The possibility that polygyny is largely the result of social behaviour, by which a proportion of males is excluded from the breeding population, was put forward by Balfour and Cadbury. Further research may be enlightening.
Neighbours
Possible prey species often nest successfully very close to a predator’s nest. I recall, for instance, Wrens feeding nestlings within a metre or two of a Merlin’s nest and Ring Ouzels habitually raising broods in the shadow of a Peregrine’s eyrie. I have seen the fledglings of several passerine birds, such as Robins, Wrens and Willow warblers, unconcernedly feeding among the conifers beside a
harrier’s nest with young. Eventually, of course, some of these may have been taken as prey (see Chapters 9 and 11), since female harriers do some hunting close to their nests. As a rule, however, there is probably a degree of safety for small birds in the immediate vicinity. There are interesting examples of several larger species of birds breeding close to harrier nests and no suggestion that such nests were ever raided by the harriers. I have already related Booth’s story of the Greyhen nesting at ‘six or seven paces’; and Picozzi found a Mallard on nine eggs at only 1.2 metres, in Orkney. Also in Orkney, Balfour recorded a Kestrel’s nest at 14.5 metres, and Merlins often nesting at distances of less than 100 metres. The close association of Hen Harrier, Merlin, Short-eared Owl and Kestrel nests has often been noted in Orkney where Kestrels, too, like the others, breed among the heather. In Galloway, I have found Short-eared Owls nesting within 200 metres but Merlins never so close. Dickson, in a different part of Galloway, found a Greylag Goose on its nest at less than 140 metres from a Hen Harrier’s and, another time, a Teal nesting closer than this. I have already mentioned that Hen, Montagu’s and Marsh Harriers sometimes nest in neighbourly association.

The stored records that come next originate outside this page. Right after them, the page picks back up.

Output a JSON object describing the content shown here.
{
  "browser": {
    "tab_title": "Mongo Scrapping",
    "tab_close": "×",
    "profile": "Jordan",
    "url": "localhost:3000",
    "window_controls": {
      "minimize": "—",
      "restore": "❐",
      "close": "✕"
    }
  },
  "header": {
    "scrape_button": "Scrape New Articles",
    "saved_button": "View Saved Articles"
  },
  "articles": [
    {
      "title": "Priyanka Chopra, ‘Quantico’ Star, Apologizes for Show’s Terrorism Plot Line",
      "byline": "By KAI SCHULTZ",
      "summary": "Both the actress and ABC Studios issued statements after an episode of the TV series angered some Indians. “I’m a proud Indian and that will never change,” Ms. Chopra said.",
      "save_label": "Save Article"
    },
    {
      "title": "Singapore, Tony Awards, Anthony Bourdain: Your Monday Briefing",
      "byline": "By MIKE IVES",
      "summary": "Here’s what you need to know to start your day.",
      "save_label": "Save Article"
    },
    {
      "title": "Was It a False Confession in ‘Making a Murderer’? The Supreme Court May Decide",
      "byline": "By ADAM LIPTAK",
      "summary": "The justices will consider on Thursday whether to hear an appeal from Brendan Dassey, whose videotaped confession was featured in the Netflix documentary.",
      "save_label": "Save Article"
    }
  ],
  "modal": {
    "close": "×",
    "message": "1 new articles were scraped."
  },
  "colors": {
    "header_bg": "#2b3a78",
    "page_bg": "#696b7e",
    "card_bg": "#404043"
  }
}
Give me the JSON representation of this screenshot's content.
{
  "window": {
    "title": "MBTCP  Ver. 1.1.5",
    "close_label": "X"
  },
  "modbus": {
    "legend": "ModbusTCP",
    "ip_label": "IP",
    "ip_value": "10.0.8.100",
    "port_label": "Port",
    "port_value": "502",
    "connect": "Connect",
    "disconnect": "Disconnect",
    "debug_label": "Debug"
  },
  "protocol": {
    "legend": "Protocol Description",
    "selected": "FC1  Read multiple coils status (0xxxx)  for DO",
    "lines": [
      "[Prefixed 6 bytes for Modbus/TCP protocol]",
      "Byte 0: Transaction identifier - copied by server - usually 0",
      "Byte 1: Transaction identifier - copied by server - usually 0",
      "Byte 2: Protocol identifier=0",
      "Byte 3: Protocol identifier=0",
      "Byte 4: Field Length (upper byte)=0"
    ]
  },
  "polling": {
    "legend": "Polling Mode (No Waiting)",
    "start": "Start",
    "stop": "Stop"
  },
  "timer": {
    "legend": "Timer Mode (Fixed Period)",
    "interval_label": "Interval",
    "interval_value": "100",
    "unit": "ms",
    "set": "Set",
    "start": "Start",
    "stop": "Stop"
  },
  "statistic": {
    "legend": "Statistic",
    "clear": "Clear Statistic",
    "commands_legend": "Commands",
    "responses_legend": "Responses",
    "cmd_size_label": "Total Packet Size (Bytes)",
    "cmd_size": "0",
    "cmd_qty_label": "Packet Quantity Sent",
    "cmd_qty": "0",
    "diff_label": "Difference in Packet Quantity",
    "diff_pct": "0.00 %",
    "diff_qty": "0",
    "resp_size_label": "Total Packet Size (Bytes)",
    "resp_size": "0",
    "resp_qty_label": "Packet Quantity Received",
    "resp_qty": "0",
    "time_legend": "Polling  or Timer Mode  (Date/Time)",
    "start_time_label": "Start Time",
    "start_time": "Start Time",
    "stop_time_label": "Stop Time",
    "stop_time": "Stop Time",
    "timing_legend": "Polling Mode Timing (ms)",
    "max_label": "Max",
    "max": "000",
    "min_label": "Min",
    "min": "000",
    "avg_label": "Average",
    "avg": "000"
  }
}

Bent has told how a Marsh Hawk once incubated twelve eggs of a Prairie Chicken. Only one chick hatched and ‘promptly ran away’.
Laying and incubation
The start of laying may be delayed by a sudden cold spell, or even a snowfall, but in Scotland the first egg is usually laid between late April and about 20 May. Blake, however, referring to the 1950s, said that laying began as early as mid-April in Central Scotland; more recently, in 1971 and 1972, nests found by Bremner and Macdonald (1970; 1971) in east Sutherland must have contained their first eggs by 10 April, calculating from fledging dates in mid-June. This is about the time that laying begins much further south, in the Netherlands, for instance. It is possible that the early Sutherland nesting originated with birds from a southerly locality. In the south-east of Ireland (Kerry), King has found a full clutch on 4 April but Scott has found that birds did not usually lay until mid-May in Co. Wicklow. Balfour’s earliest date for eggs was 19 April in Orkney and generally he found that few had full clutches before the end of the month, while the peak laying period was 11–20 May. This is very similar to my own experience in south-west Scotland and there is little if any difference in the laying season in Kintyre (Strang). Early failures are followed by repeat layings in which the clutch may not be complete until well into June.